Omelia (08-01-2010)
padre Lino Pedron


Gesù ha pietà della folla perché è disorganizzata. Non c'è nessuno che si occupi di essa ed è abbandonata a se stessa: non forma un popolo ma un'accozzaglia. La pietà di Gesù si traduce in insegnamento. Nel vangelo di Marco, quando Gesù si trova con la folla, si può stare certi che non perderà l'occasione per istruirla. Il seguito del vangelo ribadirà, con maggiore forza, questa costante di Gesù: "La folla accorse di nuovo a lui e di nuovo egli l'ammaestrava, come era solito fare" (Mc 10,1).
Il legame che Marco instaura tra insegnamento e formazione di un popolo non è artificiale. Siamo davanti a un gregge senza pastore, un gregge disperso: solo la parola di Gesù può radunare e riunire gli smarriti e i dispersi. E dopo la parola, il pane; parola e pane che saziano la fame integrale delle folle: come nelle nostre Eucaristie.
Viene in mente l'inquietudine di Mosè, ormai prossimo alla morte, quando chiese a Dio di provvedere alla sua successione dando un capo alla comunità radunata nel deserto (Nm 27,15-17). Anche Ezechiele confidava ai suoi ascoltatori la speranza che Dio si sarebbe preso personalmente cura del proprio gregge procurandogli un buon pasto e dandogli come pastore un nuovo Davide per porre fine al suo errare (Ez 34). Il salmo 23 aveva ripreso questo tema del Dio-pastore che offre al suo popolo il riposo per rinfrancarlo e apparecchiargli la mensa.
Il riposo dei discepoli consiste nel bere alla fonte della misericordia divina, incarnata in Gesù, e nel fare propria la tenerezza di Dio per il suo popolo: così si impara a diventare apostoli. Gesù li invita a fare propria la sua ansia per le folle: ciò implica il preciso impegno di istruirle e di nutrirle (6,37-41) prima di concedersi il tempo per mangiare e riposarsi (6,31).

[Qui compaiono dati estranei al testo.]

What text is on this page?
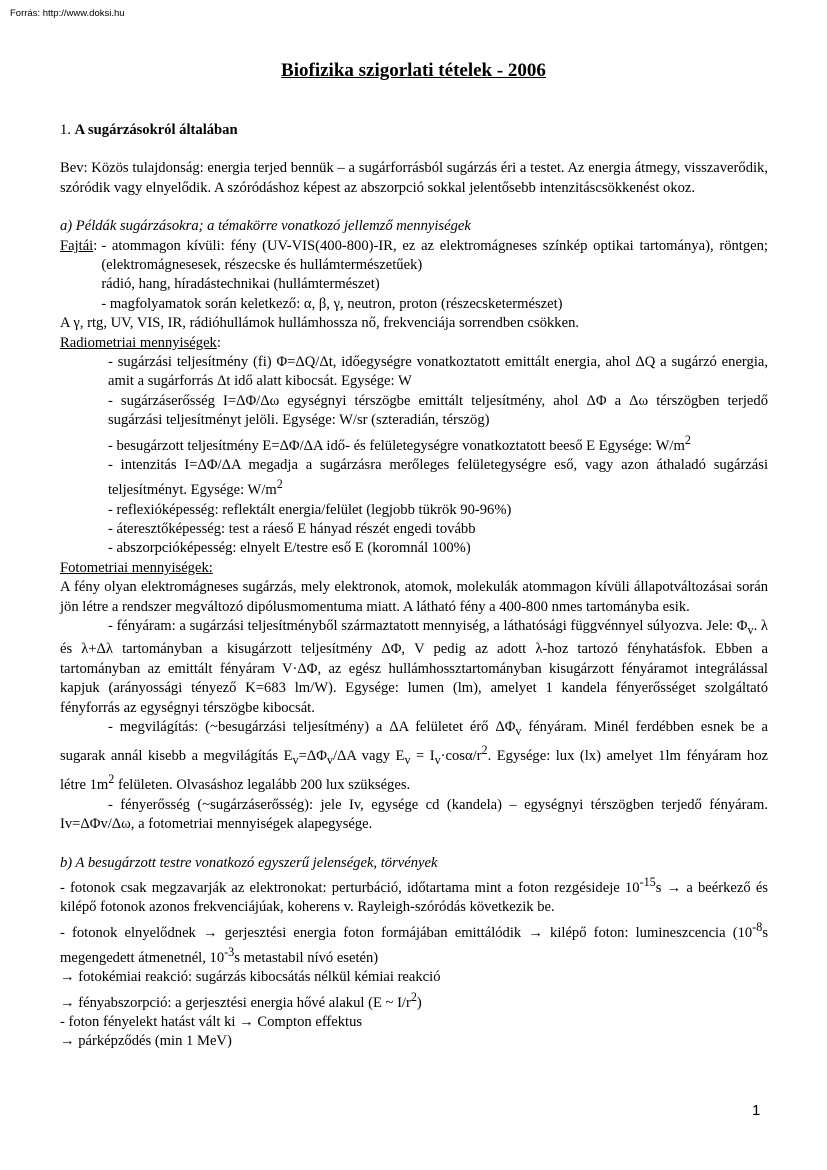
Forrás: http://www.doksi.hu
Biofizika szigorlati tételek - 2006

1. A sugárzásokról általában

Bev: Közös tulajdonság: energia terjed bennük – a sugárforrásból sugárzás éri a testet. Az energia átmegy, visszaverődik, szóródik vagy elnyelődik. A szóródáshoz képest az abszorpció sokkal jelentősebb intenzitáscsökkenést okoz.

a) Példák sugárzásokra; a témakörre vonatkozó jellemző mennyiségek

Fajtái: - atommagon kívüli: fény (UV-VIS(400-800)-IR, ez az elektromágneses színkép optikai tartománya), röntgen; (elektromágnesesek, részecske és hullámtermészetűek)

rádió, hang, híradástechnikai (hullámtermészet)

- magfolyamatok során keletkező: α, β, γ, neutron, proton (részecsketermészet)

A γ, rtg, UV, VIS, IR, rádióhullámok hullámhossza nő, frekvenciája sorrendben csökken.

Radiometriai mennyiségek:

- sugárzási teljesítmény (fi) Φ=ΔQ/Δt, időegységre vonatkoztatott emittált energia, ahol ΔQ a sugárzó energia, amit a sugárforrás Δt idő alatt kibocsát. Egysége: W

- sugárzáserősség I=ΔΦ/Δω egységnyi térszögbe emittált teljesítmény, ahol ΔΦ a Δω térszögben terjedő sugárzási teljesítményt jelöli. Egysége: W/sr (szteradián, térszög)

- besugárzott teljesítmény E=ΔΦ/ΔA idő- és felületegységre vonatkoztatott beeső E Egysége: $W/m^2$

- intenzitás I=ΔΦ/ΔA megadja a sugárzásra merőleges felületegységre eső, vagy azon áthaladó sugárzási teljesítményt. Egysége: $W/m^2$

- reflexióképesség: reflektált energia/felület (legjobb tükrök 90-96%)

- áteresztőképesség: test a ráeső E hányad részét engedi tovább

- abszorpcióképesség: elnyelt E/testre eső E (koromnál 100%)

Fotometriai mennyiségek:

A fény olyan elektromágneses sugárzás, mely elektronok, atomok, molekulák atommagon kívüli állapotváltozásai során jön létre a rendszer megváltozó dipólusmomentuma miatt. A látható fény a 400-800 nmes tartományba esik.

- fényáram: a sugárzási teljesítményből származtatott mennyiség, a láthatósági függvénnyel súlyozva. Jele: $\Phi_v$. λ és λ+Δλ tartományban a kisugárzott teljesítmény ΔΦ, V pedig az adott λ-hoz tartozó fényhatásfok. Ebben a tartományban az emittált fényáram V·ΔΦ, az egész hullámhossztartományban kisugárzott fényáramot integrálással kapjuk (arányossági tényező K=683 lm/W). Egysége: lumen (lm), amelyet 1 kandela fényerősséget szolgáltató fényforrás az egységnyi térszögbe kibocsát.

- megvilágítás: (~besugárzási teljesítmény) a ΔA felületet érő $\Delta\Phi_v$ fényáram. Minél ferdébben esnek be a sugarak annál kisebb a megvilágítás $E_v=\Delta\Phi_v/\Delta A$ vagy $E_v = I_v\cdot\cos\alpha/r^2$. Egysége: lux (lx) amelyet 1lm fényáram hoz létre $1m^2$ felületen. Olvasáshoz legalább 200 lux szükséges.

- fényerősség (~sugárzáserősség): jele Iv, egysége cd (kandela) – egységnyi térszögben terjedő fényáram. Iv=ΔΦv/Δω, a fotometriai mennyiségek alapegysége.

b) A besugárzott testre vonatkozó egyszerű jelenségek, törvények

- fotonok csak megzavarják az elektronokat: perturbáció, időtartama mint a foton rezgésideje $10^{-15}s \to a$ beérkező és kilépő fotonok azonos frekvenciájúak, koherens v. Rayleigh-szóródás következik be.

- fotonok elnyelődnek → gerjesztési energia foton formájában emittálódik → kilépő foton: lumineszcencia ($10^{-8}s$ megengedett átmenetnél, $10^{-3}s$ metastabil nívó esetén)

→ fotokémiai reakció: sugárzás kibocsátás nélkül kémiai reakció

→ fényabszorpció: a gerjesztési energia hővé alakul (E ~ $I/r^2$)

- foton fényelekt hatást vált ki → Compton effektus

→ párképződés (min 1 MeV)

1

Assumendo la sua missione di Pastore-Messia annunciato dai profeti (Es 34,23-25; 37,24) e invocato dalla preghiera del popolo ebraico (Sal 74,1; 77,21; 78,52-53.70-72, 80,1), Gesù comincia ad insegnare loro molte cose (v. 34). Marco, che attribuisce sempre molta importanza all'insegnamento di Gesù, non ne specifica mai il contenuto, come se volesse far capire che questo contenuto è la persona stessa di Gesù.
La prima moltiplicazione dei pani (vv. 33-34) ha sicuramente l'intento di presentarci Gesù come pastore d'Israele che, in luogo deserto, dona il pane al popolo della prima alleanza, agli ebrei. Il racconto viene descritto sul modello del miracolo operato dal profeta Eliseo (2Re 4,42-44), mettendo però in risalto il divario tra i due (venti pani per cento persone in 2Re 4, cinque pani per cinquemila uomini in Marco), in modo che emerga la maggiore grandezza di Gesù rispetto al profeta.
Questa prima moltiplicazione, secondo Marco, avviene in terra d'Israele, sulla riva occidentale del lago. Inoltre, le cifre riportate sembrano avere anche un significato simbolico: i cinque pani moltiplicati ricordano i cinque libri della Legge di cui Gesù era Maestro; i dodici canestri avanzati appaiono come una destinazione del pane alle dodici tribù d'Israele, e la distribuzione per gruppi, certamente, riguarda soltanto il popolo eletto nell'ordine operato da Mosè nel deserto (Es 18,24-26; Dt 1,15).
Tutte queste particolarità indicano la prima moltiplicazione dei pani come azione destinata anzitutto ai giudei e come prefigurazione dell'Eucaristia riservata prima ad essi, quale garanzia del compimento delle promesse dell'Antico Testamento. Lo ricorderà ben presto Gesù alla donna siro-fenicia: "Lascia prima che si sfamino i figli" (Mc 7,27).
Questo brano è iniziato svelando la sorgente del dono del Signore: "vide molta folla e si commosse per loro" (v. 34). La compassione è l'essenza nascosta di Dio, che lo porterà a dare la vita per noi.
Il banchetto che Gesù imbandisce nel deserto è ben diverso da quello di Erode nel palazzo (Mc 6,21-29). Partecipando alla mensa di Cristo, il discepolo passa dall'egoismo e dalla brama dell'avere, del potere e dell'apparire, a una vita nuova nell'amore sotto il segno del dono e del servizio in umiltà. Entra a far parte di un popolo nuovo che ha le caratteristiche del pane che mangia. Perché l'uomo è ciò che mangia. Gesù ha detto: "Chi mangia di me, vivrà per me" (Gv 6,57).